Meme kanseri, artık yalnızca orta yaşlı kadınları değil, genç kadınları da giderek daha fazla etkiliyor. Fransız bilim insanlarının yayımladığı yeni bir araştırma, ülkede 40 yaş altı kadınlarda meme kanseri vakalarının son otuz yılda düzenli olarak arttığını gösteriyor.
Araştırma kapsamında, Fransız Halk Sağlığı Enstitüsü ve Ulusal Kanser Enstitüsü tarafından desteklenen bilim insanları, 1990–2018 yılları arasında Isère bölgesinde toplanan verileri analiz etti. Buna göre, 40 yaş altı kadınlarda meme kanseri vakaları her yıl ortalama yüzde 2,1 oranında artış gösterdi. 40-49 yaş arası kadınlarda ise artış oranı yılda yüzde 1,4 olarak kaydedildi. Uzmanlar, bu artışın “gerçek ve kayda değer” olduğunu belirtiyor.
Fransa’da meme kanseri, 61.000’i aşkın yeni vaka ile kadınlar arasında en sık rastlanan kanser türü olmaya devam ediyor. Vakaların yaklaşık yüzde 5’ini ise 40 yaş altı kadınlar oluşturuyor. Hollanda’da ise her 7 kadından biri bu hastalığa yakalanıyor.
Uzmanlar, genç yaşta meme kanseri vakalarındaki artışı farklı nedenlerle ilişkilendiriyor. Fransız kadınların ilk çocuklarını daha geç yaşta doğurması, daha az çocuk sahibi olmaları ve bununla bağlantılı olarak hormonal korumanın azalması en önemli faktörler arasında. Ayrıca, obezite, az hareket, alkol tüketimindeki artış gibi yaşam tarzı unsurları da riski yükseltiyor.
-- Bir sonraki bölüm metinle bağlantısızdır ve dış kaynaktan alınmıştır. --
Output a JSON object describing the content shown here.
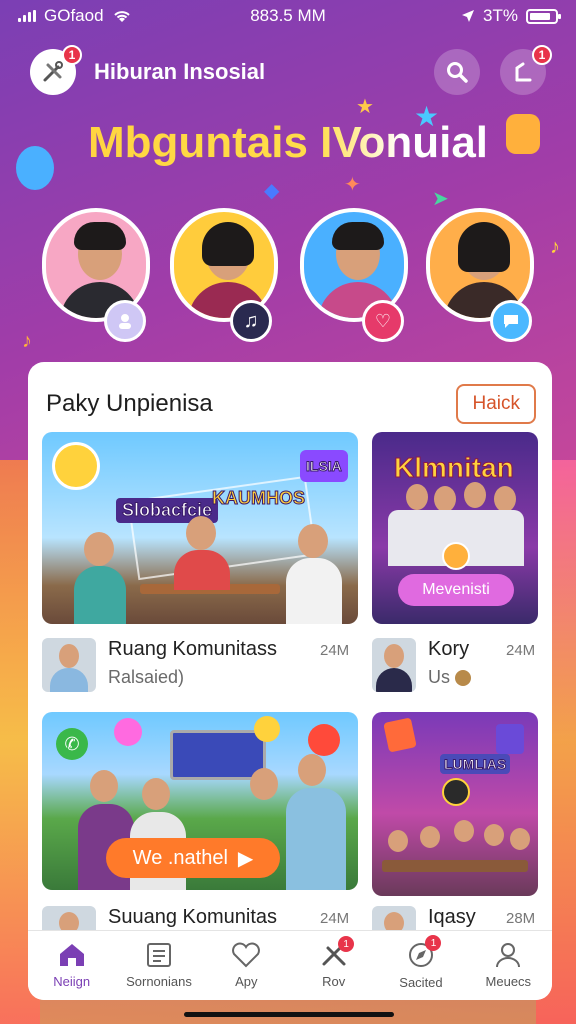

Bazı plastikler, pestisitler ve kozmetik ürünlerdeki kimyasallara atıfla hormon düzenini bozan maddeler de mercek altına alınıyor. Bu maddelerin meme kanserine doğrudan yol açıp açmadığı kesinleşmemekle birlikte, araştırmacılar potansiyel bir bağ olduğuna dikkat çekiyor.
Genç kadınlarda meme kanseri genellikle daha agresif seyrediyor. Özellikle ‘üçlü-negatif’ tipi, bu yaş grubunda daha sık görülüyor ve hormon tedavisine daha az yanıt veriyor. Genç hastaların çoğu aktif iş ve aile yaşamına sahip olduğu için, hastalığın fiziksel ve duygusal etkileri de artıyor.
Fransa Ulusal Kanser Enstitüsü, yaşam tarzı, hormonal faktörler ve çevresel etkilerin araştırılmasına ağırlık verilmesi gerektiğini vurguluyor. Ayrıca, kalıtsal yatkınlığı veya güçlü aile öyküsü olan kadınlar için kişiselleştirilmiş tarama programları geliştirmek üzere çalışmalar sürdürüyor.